Por consiguiente, aunque efectivamente la parte demandada no alegó la cosa juzgada en su escrito de contestación a la demanda, ni introdujo la cuestión en el acto de Audiencia Previa, habiéndola invocado por primera vez en el acto de juicio, estamos ante una cuestión jurídica que puede apreciarse de oficio por el propio juzgador.
En cuanto a los requisitos, aunque las pretensiones entre el presente procedimiento y el que se siguió ante el Juzgado de Primera Instancia 2 de esta ciudad no son exactamente las mismas, lo cierto es que en dicho procedimiento, en que se reclamaba la legítima de los padres del difunto, la hoy actora, allí demandada, pudo hacer valer las alegaciones que ahora efectúa en el presente procedimiento, cuestionando el caudal relicto del causante, y, en cambio, nada manifestó, ni al contestar a la demanda ni lo largo del procedimiento, al respecto de la supuesta titularidad íntegra de los saldos de las cuentas y depósitos bancarios de éste. Como ha establecido reiteradamente la jurisprudencia la cosa juzgada se extiende incluso a cuestiones no juzgadas, en cuanto no deducidas expresamente en el proceso, pero que resultan cubiertas igualmente por la cosa juzgada impidiendo su reproducción en ulterior proceso, cual sucede con peticiones complementarias de otra principal u otras cuestiones deducibles y no deducidas, siempre que entre ellas y el objeto principal del pleito exista un profundo enlace, pues el mantenimiento en el tiempo de la incertidumbre litigiosa, después de una demanda donde objetiva y casualmente el actor pudo hacer valer todos los pedimentos que tenía contra el demandado, quiebra de las garantías jurídicas del amenazado.
Y no puede ampararse la apelante en el desconocimiento de los movimientos de las cuentas corrientes del difunto por cuanto desde el fallecimiento del causante (8 de febrero de 2013) hasta la aceptación de herencia (17 de junio de 2013) han transcurrido más de cuatro meses y hasta la contestación a la demanda de reclamación de legítima que se tramitó ante el Juzgado de Primera Instancia 2 de esta ciudad (4 de abril de 2014) pasó más de un año, por lo que la Sra. Magdalena tuvo tiempo suficiente para estudiar los movimientos habidos en las cuentas corrientes y recopilar la documentación que estimara pertinente y necesaria, y más teniendo en cuenta que en todo momento estuvo asesorada por letrado, tal y como puso de manifiesto en el interrogatorio practicado en el acto de juicio.

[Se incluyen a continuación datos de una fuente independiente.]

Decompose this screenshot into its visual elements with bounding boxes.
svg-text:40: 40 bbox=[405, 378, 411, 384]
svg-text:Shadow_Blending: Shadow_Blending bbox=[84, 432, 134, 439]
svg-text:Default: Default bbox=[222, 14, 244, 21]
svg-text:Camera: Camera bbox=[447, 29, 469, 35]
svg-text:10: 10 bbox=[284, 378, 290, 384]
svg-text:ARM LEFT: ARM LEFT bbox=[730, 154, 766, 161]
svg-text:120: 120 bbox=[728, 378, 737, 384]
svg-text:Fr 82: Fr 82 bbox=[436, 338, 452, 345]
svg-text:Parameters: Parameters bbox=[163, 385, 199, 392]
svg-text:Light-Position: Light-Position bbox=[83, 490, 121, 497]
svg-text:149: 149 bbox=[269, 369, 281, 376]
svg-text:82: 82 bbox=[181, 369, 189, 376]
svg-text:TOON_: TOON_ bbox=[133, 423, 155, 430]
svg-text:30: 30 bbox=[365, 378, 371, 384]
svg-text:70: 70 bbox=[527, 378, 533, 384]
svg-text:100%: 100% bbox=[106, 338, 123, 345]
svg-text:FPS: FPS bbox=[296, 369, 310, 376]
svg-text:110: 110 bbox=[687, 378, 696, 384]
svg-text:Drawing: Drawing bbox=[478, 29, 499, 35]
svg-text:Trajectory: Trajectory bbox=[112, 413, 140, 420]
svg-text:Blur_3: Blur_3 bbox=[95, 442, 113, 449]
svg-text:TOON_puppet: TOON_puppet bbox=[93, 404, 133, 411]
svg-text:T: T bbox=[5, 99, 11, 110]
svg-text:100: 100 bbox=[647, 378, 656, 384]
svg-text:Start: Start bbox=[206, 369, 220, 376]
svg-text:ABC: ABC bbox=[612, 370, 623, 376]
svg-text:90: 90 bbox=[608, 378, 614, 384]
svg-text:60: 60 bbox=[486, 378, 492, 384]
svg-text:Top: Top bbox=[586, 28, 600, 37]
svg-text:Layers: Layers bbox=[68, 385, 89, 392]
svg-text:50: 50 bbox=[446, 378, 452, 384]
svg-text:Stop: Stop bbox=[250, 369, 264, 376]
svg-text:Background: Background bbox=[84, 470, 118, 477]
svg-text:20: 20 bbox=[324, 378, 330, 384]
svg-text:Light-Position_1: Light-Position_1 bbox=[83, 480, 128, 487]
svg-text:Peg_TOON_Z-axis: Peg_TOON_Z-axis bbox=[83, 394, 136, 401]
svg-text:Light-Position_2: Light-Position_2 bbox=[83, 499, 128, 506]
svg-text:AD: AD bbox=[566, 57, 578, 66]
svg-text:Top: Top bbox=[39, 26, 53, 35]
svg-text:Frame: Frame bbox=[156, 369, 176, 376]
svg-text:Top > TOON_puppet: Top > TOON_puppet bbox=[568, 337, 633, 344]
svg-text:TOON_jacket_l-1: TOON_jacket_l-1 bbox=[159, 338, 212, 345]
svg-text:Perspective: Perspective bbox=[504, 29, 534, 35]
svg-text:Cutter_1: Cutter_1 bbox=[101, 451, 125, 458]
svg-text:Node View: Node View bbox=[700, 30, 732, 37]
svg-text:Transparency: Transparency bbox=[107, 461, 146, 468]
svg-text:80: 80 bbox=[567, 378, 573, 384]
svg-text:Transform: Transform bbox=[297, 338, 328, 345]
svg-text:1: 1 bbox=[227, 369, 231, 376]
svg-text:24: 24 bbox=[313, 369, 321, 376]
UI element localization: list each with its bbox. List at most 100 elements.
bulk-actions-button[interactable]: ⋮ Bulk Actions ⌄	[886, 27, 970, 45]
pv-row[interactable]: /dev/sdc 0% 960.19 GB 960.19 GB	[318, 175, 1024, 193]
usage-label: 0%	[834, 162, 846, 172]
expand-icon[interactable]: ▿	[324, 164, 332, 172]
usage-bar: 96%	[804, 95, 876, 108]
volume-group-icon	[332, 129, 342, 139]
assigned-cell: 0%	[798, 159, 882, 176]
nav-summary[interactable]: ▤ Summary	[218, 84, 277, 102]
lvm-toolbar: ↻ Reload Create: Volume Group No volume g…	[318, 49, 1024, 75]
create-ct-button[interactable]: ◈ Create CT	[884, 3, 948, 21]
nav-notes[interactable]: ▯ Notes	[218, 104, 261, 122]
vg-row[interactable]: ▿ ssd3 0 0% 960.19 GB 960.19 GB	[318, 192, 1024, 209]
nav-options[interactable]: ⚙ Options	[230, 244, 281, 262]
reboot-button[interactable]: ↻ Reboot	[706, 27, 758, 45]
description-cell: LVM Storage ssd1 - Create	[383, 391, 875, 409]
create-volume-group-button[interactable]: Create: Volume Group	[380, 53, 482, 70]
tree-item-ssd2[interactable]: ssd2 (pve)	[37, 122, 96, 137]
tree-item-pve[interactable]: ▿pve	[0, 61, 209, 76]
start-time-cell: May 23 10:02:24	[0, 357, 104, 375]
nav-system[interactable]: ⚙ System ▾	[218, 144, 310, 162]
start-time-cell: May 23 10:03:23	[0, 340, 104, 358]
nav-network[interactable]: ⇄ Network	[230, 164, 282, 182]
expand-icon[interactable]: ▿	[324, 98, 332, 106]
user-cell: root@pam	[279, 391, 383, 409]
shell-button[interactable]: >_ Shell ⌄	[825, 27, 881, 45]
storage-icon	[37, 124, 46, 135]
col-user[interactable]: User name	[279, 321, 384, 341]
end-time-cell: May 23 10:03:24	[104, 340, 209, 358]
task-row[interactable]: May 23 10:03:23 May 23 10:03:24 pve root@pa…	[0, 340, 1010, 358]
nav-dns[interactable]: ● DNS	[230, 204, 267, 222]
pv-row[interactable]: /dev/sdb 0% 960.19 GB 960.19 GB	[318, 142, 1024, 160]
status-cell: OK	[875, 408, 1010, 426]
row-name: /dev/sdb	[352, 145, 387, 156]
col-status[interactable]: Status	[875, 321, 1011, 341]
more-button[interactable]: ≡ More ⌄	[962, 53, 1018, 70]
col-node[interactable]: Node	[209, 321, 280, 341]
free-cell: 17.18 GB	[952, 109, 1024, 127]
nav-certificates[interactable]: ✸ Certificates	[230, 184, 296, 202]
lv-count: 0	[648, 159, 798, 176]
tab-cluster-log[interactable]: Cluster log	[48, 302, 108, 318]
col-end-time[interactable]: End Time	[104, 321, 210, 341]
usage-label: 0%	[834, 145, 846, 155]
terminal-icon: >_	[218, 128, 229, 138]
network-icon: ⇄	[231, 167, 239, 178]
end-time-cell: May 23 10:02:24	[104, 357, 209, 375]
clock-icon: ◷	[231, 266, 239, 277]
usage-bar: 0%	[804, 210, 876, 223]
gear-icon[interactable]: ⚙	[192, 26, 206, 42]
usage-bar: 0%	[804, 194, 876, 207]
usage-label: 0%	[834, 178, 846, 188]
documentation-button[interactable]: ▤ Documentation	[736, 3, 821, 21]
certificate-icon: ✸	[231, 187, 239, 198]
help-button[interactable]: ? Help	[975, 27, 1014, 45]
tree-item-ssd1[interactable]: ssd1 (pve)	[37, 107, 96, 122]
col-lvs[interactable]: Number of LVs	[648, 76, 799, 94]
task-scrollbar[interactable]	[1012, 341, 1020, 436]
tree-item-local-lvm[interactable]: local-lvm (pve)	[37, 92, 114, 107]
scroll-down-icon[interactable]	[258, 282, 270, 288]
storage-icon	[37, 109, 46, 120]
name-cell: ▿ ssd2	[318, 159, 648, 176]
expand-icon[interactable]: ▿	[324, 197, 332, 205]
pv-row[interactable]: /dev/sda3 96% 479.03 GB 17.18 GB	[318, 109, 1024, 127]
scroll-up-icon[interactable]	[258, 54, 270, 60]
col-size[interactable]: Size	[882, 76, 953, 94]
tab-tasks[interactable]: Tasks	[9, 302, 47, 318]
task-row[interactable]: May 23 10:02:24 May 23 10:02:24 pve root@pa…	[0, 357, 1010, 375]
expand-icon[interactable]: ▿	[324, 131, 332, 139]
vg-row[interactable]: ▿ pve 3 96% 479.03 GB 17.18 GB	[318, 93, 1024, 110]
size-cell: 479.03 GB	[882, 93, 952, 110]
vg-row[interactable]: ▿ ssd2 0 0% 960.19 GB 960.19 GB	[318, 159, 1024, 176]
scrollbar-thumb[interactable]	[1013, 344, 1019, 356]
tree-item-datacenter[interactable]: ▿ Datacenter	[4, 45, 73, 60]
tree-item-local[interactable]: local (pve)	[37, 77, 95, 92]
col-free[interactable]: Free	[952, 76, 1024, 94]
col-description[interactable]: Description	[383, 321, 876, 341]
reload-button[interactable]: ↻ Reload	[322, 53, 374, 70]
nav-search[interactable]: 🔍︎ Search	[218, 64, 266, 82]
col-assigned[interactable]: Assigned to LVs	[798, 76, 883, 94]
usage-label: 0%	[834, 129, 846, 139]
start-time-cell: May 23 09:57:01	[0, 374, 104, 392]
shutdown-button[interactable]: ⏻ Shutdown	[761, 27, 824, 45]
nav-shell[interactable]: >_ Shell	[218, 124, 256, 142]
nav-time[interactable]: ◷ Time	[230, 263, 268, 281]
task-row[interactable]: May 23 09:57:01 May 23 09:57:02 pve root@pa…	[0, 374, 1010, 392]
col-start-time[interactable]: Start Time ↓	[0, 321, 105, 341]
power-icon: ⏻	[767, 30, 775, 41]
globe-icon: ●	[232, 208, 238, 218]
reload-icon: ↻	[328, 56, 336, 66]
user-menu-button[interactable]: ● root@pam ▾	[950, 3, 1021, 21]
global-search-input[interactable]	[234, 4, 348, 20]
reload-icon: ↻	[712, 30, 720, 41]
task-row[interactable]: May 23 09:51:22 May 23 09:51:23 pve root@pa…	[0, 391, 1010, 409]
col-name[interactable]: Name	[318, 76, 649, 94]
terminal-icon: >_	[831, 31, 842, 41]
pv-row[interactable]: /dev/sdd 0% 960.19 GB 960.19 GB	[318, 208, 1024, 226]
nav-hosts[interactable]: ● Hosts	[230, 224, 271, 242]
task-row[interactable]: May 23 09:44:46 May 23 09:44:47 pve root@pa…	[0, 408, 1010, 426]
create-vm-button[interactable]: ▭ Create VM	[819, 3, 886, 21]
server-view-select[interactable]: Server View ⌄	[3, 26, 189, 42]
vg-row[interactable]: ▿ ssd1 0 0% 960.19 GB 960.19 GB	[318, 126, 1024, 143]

En definitiva, comparte la Sala la conclusión alcanzada por la juzgadora en cuanto a la concurrencia de cosa juzgada respecto de la Sentencia dictada en el Procedimiento de Juicio Ordinario 329/2014 seguido ante el Juzgado de Primera Instancia 2 de Lleida, finalizado por Sentencia firme.
CUARTO.-En tanto al fondo del asunto, considera la apelante en primer lugar que no es de aplicación la doctrina de los actos propiosya que en modo alguno ha sido admitido la titularidad conjunta en la escritura aceptación de herencia 17 de junio de 2013, la carta de pago de 30 de octubre de 2014, ni en el procedimiento judicial de 2014, eludiéndose de forma flagrante una vez más la existencia de las dos cartas en los años consecutivos, en las que de forma explícita se hace reclamación de los referidos saldos, que constituye prueba incuestionable de la no renuncia a los mismos.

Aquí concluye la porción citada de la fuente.